Waiting in the wings behind Prime Minister Pierre Trudeau's present crisis over the future of the Canadian constitution are his government's Mexican-style plans for the "Canadianization" of key industries dominated by US corporations.

During last spring's federal election, which brought Mr. Trudeau back to power after seven brief months of Conservative rule, his Liberal Party made a major "Canadianization" promise.

This was to raise Canadian control of the mainly US-dominated domestic oil and gas industries from the present 36 percent Canadian ownership to no less than 50 percent.

These two industries are the most dynamic in Canada, with major exploration activities for offshore oil under way in the high Arctic and about to start off Newfoundland.

In fact a senior executive of Gulf Oil of Canada admitted last month that the Newfoundland North Atlantic oil discoveries could be the largest to date in North America.

When the Trudeau government does move on genuine "Canadianization" of industry, it will probably apply Mexican-style methods of gradualism for local control, using both a major state oil corporation and a federal review board as vehicles for establishing Canadian ownership.

They will work this way. First, PetroCanada, the country's ever-expanding state oil company, set up by an earlier Trudeau government in 1974, will continue to buy outright Us and European-owned oil and gas companies in Canada at the exploration, refining, and retail levels.

This pattern began in 1976 with Petro-Canada's purchase of Atlantic Richfield of Canada for $320 million and Pacific Petroleums, the Canadian subsidiary of Phillips Petroleum of Bartlesville, Okla., in 1979 for $1.3 billion.

Today in western Canada, Petro-Canada operates its own chain of retail gas stations, like the state-run chains of Petroleos Mexicanos in Mexico or Petroven in Vanezuela, all of them once owned and operated by American oil multinationals.

Petro-Canada may also be casting envious eyes on the even larger integrated operations of Texaco Canada, Gulf Canada, or Suncor, the Canadian part of Sun the Oil Company.
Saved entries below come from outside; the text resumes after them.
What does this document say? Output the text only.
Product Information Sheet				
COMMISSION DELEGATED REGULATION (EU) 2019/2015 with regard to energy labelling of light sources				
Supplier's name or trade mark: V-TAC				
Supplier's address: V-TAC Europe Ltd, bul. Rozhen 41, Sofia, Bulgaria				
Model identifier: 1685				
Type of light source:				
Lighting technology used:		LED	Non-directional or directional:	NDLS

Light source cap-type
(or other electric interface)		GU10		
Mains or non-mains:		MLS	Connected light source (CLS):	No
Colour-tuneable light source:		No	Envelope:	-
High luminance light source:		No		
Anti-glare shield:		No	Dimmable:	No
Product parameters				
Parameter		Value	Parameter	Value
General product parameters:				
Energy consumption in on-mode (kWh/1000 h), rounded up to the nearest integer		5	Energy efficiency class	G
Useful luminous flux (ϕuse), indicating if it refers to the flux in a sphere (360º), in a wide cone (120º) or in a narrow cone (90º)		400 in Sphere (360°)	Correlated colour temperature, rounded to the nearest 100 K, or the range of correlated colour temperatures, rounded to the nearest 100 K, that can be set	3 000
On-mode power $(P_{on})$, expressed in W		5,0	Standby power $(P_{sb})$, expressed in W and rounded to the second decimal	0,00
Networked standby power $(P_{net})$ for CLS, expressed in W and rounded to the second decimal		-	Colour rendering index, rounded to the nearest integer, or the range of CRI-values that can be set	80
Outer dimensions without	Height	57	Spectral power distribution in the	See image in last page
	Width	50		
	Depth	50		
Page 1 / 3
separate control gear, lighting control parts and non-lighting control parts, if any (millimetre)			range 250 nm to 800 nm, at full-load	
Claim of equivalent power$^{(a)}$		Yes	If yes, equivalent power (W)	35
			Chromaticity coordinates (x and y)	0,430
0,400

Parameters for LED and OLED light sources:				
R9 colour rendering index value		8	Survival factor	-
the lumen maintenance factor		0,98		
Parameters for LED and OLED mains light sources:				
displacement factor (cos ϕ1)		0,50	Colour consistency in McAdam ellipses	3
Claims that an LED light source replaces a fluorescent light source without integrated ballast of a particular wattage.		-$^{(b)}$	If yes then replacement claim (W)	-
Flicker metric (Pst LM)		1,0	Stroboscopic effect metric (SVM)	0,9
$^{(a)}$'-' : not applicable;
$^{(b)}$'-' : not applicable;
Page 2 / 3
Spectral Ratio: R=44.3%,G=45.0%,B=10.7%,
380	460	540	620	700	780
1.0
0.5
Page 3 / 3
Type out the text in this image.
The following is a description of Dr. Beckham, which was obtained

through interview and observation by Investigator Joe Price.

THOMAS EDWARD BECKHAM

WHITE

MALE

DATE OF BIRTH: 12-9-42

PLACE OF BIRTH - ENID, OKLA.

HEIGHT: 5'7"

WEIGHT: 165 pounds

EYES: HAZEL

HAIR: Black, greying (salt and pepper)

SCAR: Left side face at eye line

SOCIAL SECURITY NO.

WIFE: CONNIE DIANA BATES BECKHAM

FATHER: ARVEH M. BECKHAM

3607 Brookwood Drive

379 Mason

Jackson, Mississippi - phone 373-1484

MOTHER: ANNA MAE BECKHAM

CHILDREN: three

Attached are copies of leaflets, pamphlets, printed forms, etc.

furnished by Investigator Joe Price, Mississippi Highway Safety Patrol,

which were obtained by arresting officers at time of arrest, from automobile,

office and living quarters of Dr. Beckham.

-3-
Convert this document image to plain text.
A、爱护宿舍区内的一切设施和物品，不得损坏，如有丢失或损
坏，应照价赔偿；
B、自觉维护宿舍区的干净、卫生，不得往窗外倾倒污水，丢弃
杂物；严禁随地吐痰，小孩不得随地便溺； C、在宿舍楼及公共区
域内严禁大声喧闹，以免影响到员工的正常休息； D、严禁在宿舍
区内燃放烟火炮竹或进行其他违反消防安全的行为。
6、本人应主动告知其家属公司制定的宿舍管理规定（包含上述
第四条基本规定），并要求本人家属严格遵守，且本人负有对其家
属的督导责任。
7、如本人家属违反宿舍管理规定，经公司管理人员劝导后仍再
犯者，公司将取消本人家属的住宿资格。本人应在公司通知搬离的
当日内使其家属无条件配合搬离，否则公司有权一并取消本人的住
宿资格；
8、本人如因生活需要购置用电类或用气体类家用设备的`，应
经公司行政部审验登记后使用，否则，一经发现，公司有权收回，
Second, the Trudeau Government will strengthen the role of FIRA (Foreign Investment Review Agency), the body it also created in 1974 to screen the arrival of new foreign companies as well as the takeover from abroad of domestic ones.

FIRA could apply gradualism by insisting, for example, that corporate newcomers sell 25 to 40 percent of their stock to Canadians within five years, or give them majority ownership in any proposed joint ventures.

However, Mr. Trudeau's "Canadianization" plans are muddied already by his constitutional fight with the provinces, which includes who has final say over natural resources, the provinces or the government.

The bitter fight has concentrated on oil- rich Alberta, whose free-enterprise Tory premier, Peter Lougheed, with massive support from resident American oil executives as well as Canadian ones, loathe Mr. Trudeau's Canadianization plans and are saying so in public.

Business Week magazine has estimated that these kinds of very tough and very costly oil and gas explorations on land and in the oceans around Canada, plus more plants for extraction of oil from Alberta's tar sands, will require $450 billion in new capital by the year 2000, most of it coming from outside Canada.